From a reader:
Canon 902 states that “Unless the welfare of the Christian faithful
requires or suggests otherwise, priests can concelebrate the Eucharist. They are completely free to celebrate the Eucharist individually, however, but not while a concelebration is taking place in the same church or oratory.”
So how is this to apply in Traditional Simultaneous Masses?
Simultaneous Masses (EF or OF) seem to be licit under can. 902, as long as one of the simultaneous Masses is not being concelebrated.
Since concelebration is pretty unlikely in the Extraordinary Form, let a hundred simultaneous TLMs blossom!
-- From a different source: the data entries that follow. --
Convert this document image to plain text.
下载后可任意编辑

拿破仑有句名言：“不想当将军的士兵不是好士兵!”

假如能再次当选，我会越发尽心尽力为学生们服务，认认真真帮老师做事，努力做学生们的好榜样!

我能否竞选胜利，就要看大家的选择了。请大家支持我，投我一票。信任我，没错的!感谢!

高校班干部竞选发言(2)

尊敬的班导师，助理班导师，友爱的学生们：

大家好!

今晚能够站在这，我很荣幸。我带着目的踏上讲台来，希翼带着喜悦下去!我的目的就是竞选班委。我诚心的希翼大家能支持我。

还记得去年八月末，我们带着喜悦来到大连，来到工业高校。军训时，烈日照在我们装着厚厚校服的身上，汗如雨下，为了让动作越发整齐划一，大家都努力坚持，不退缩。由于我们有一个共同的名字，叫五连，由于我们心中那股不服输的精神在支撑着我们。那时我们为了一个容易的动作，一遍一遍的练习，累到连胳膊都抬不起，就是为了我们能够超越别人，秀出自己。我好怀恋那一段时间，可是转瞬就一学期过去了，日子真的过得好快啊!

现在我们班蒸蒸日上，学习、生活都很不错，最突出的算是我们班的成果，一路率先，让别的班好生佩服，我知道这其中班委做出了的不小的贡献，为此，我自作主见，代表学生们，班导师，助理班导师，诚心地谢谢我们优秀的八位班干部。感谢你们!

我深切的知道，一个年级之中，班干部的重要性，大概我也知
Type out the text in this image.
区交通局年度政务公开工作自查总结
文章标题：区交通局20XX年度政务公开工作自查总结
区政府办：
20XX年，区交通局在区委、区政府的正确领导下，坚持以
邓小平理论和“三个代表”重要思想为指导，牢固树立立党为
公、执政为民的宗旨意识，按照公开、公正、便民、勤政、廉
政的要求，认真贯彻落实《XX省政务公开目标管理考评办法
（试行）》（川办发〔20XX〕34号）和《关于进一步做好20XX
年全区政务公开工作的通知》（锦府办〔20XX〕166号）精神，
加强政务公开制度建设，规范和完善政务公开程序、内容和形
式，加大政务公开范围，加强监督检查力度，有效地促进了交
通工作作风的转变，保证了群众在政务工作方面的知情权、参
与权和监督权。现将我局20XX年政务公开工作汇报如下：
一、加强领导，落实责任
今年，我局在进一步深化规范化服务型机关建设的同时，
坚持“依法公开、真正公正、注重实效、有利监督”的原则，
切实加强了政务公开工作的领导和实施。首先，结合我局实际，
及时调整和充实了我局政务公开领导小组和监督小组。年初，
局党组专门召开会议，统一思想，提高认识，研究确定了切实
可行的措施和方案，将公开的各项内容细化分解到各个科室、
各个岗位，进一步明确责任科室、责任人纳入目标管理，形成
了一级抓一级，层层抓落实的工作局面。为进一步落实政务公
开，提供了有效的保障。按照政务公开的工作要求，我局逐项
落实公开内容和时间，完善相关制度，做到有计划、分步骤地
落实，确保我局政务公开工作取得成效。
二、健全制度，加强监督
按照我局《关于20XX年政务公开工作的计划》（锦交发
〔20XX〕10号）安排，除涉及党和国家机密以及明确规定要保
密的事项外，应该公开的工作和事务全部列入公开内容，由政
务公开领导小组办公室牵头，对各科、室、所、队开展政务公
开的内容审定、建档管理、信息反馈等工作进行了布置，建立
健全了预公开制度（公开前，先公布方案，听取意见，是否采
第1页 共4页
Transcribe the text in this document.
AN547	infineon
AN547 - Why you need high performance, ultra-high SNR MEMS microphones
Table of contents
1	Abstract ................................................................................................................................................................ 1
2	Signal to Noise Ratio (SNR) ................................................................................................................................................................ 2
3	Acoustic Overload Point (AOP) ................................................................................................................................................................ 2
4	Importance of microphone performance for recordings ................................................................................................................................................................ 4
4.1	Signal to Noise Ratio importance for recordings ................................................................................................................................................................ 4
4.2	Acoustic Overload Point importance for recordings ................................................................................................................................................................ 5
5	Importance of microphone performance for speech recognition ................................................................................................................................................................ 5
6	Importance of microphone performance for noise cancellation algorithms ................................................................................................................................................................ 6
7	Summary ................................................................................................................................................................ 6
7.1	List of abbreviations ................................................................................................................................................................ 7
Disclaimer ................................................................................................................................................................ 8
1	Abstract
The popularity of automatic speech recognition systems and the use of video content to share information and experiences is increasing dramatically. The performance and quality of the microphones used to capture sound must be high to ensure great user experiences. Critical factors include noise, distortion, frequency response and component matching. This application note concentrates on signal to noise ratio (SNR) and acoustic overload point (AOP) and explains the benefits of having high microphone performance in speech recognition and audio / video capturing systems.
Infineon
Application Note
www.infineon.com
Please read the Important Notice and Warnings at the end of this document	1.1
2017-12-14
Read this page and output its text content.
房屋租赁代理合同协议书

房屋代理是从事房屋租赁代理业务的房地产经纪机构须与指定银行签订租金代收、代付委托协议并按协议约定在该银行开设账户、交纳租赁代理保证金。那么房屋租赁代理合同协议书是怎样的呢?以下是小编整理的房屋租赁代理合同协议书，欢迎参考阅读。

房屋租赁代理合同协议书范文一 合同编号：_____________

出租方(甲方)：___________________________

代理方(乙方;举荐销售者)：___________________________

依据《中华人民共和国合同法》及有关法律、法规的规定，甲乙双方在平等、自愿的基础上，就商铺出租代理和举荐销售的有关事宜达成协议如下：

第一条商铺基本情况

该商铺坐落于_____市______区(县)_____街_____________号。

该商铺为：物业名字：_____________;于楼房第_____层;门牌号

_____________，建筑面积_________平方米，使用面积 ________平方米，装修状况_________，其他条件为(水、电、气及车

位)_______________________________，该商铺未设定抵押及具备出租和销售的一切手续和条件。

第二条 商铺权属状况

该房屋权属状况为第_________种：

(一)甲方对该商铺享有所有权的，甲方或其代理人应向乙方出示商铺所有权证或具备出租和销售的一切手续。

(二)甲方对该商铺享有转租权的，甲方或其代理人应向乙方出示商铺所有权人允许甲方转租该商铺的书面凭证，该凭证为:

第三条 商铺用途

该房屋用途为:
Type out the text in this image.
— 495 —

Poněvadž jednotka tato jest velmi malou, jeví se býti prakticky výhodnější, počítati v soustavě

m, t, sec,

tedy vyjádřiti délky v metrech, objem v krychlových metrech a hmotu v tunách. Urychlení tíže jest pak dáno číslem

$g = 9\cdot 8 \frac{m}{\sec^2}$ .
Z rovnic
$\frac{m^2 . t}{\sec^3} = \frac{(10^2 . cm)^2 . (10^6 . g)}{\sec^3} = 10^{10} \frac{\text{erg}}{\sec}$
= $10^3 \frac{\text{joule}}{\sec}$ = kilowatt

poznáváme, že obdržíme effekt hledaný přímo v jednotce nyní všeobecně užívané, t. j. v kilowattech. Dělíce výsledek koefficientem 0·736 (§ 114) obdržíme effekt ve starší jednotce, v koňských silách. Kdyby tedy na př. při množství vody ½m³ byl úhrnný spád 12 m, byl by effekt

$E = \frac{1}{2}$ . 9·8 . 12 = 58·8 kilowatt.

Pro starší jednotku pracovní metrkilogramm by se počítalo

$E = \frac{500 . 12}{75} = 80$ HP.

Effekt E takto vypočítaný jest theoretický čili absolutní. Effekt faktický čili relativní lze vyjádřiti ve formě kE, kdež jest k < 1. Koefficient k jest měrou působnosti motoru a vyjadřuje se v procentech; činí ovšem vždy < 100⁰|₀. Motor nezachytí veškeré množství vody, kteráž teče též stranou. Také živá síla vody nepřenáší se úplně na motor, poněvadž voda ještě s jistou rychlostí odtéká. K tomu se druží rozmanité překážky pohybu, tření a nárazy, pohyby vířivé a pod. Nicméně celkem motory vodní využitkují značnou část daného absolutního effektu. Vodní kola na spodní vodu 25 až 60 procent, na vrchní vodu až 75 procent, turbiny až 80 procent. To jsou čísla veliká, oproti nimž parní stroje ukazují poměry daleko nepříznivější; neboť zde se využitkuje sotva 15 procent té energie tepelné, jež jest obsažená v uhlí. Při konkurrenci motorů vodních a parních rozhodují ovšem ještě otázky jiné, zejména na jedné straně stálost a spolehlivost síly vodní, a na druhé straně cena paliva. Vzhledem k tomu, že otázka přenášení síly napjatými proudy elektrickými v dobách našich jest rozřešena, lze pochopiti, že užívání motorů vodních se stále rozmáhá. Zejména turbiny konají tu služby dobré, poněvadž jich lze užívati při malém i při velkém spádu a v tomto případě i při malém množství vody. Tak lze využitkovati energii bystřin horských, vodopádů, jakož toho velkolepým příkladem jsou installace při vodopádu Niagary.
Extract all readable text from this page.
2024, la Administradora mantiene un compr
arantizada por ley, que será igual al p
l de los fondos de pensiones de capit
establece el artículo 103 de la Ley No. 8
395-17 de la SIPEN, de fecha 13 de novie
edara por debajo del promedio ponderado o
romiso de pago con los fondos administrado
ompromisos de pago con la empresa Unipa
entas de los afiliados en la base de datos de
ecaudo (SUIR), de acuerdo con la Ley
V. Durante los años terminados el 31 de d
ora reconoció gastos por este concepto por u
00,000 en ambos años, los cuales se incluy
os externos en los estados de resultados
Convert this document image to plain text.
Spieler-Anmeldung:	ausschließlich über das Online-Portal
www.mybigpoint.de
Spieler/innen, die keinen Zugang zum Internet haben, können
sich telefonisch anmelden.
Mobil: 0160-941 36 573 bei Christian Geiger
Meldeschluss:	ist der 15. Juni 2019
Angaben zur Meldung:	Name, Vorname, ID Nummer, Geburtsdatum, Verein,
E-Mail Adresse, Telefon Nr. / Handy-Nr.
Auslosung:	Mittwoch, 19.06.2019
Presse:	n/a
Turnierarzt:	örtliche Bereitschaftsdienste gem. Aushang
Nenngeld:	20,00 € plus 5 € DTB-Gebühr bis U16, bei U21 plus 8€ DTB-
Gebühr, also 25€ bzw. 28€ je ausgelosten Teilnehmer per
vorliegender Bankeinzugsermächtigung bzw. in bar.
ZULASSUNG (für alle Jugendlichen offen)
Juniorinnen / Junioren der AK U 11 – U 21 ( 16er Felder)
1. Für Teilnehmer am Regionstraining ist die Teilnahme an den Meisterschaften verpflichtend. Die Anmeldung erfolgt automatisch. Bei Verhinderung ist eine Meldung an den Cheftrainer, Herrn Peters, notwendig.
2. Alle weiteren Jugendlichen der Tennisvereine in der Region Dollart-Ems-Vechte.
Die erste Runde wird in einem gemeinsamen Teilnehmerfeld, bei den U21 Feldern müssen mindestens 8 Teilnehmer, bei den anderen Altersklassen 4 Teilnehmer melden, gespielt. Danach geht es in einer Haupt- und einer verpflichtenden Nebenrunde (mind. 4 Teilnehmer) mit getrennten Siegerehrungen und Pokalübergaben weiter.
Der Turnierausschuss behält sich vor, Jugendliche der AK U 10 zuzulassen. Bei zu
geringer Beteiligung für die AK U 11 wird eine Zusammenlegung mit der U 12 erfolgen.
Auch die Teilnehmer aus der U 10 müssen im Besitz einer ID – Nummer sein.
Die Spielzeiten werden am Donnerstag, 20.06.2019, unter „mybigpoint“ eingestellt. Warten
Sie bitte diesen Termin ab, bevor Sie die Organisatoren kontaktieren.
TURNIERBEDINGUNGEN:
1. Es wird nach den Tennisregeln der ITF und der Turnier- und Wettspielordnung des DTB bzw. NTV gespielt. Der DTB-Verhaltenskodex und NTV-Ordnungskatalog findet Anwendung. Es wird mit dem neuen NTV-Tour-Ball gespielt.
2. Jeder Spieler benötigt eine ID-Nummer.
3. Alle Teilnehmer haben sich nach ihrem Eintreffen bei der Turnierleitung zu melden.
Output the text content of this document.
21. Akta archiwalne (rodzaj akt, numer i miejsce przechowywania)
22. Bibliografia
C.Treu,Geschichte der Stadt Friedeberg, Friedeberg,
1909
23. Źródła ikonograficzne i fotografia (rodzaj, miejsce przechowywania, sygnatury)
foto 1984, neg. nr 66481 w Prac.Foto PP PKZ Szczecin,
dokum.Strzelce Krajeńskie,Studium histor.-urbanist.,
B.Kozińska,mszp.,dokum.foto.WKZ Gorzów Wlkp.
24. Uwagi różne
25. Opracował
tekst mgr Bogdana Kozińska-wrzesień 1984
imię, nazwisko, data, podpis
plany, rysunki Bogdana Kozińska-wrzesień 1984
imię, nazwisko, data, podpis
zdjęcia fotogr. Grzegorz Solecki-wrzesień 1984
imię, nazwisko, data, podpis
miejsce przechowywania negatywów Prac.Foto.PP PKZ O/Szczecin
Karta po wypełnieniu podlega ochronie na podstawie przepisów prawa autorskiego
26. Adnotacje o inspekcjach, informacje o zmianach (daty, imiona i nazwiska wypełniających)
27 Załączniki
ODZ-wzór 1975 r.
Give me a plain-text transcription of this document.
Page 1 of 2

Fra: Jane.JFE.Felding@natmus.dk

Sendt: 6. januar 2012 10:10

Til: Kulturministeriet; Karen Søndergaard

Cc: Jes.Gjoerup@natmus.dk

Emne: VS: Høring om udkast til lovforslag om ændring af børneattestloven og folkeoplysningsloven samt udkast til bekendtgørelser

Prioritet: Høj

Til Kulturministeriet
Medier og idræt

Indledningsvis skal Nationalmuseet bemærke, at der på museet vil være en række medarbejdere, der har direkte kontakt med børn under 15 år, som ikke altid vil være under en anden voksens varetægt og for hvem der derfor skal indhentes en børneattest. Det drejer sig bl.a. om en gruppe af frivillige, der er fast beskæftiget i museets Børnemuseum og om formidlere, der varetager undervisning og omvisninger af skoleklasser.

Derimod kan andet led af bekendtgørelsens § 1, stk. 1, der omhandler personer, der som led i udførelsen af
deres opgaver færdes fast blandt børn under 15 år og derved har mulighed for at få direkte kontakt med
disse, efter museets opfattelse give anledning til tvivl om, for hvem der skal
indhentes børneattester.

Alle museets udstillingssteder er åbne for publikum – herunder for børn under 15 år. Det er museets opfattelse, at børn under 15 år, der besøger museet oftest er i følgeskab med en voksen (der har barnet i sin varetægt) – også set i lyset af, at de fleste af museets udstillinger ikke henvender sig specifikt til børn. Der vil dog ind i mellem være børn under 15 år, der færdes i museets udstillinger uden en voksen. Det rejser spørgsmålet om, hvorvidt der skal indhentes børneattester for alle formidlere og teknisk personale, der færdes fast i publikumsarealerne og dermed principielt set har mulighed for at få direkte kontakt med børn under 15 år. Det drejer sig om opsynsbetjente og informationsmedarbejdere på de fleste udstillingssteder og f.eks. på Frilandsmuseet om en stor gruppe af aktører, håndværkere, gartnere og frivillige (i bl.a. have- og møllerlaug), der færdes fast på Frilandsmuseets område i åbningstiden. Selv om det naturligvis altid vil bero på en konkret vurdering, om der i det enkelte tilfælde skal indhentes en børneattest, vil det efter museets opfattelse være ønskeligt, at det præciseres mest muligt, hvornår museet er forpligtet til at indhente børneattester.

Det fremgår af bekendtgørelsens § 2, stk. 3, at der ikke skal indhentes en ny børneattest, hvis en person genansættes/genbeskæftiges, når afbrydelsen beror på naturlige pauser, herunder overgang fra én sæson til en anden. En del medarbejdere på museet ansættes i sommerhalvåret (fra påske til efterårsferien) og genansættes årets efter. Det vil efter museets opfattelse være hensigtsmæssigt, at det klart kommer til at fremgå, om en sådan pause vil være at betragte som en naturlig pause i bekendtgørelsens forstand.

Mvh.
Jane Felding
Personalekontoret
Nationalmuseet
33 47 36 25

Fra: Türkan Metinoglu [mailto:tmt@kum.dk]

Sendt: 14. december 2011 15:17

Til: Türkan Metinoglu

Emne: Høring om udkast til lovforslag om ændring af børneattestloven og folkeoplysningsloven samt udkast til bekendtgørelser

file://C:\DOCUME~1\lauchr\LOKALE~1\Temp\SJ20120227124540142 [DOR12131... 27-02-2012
Let a hundred priests discourse over Mystic Monk Coffee afterwards! (Fathers, refresh your coffee supply now!)
I’m not sure how this “no simultaneous Mass where there is a concelebration” is squared with the common practice in, particularly, St. Peter’s Basilica, in Rome. In St. Peter’s and other pilgrimage places, individual priests are celebrate Mass at one altar simultaneously as another Mass is being concelebrated at the next altar over. There may be some sort of a dispensation or particular law governing St. Peter’s, St. Mary Major, etc.. Otherwise, those in charge are just bowing to the obvious and ignoring a silly canon.
What I strongly object to is any pressure on priests to concelebrate or any fisheye if they choose not to. Sometimes even priests who should know better get obnoxious about this point.
Concelebration should be safe, legal and rare.
Let there be Masses! Masses, I say, many and simultaneous!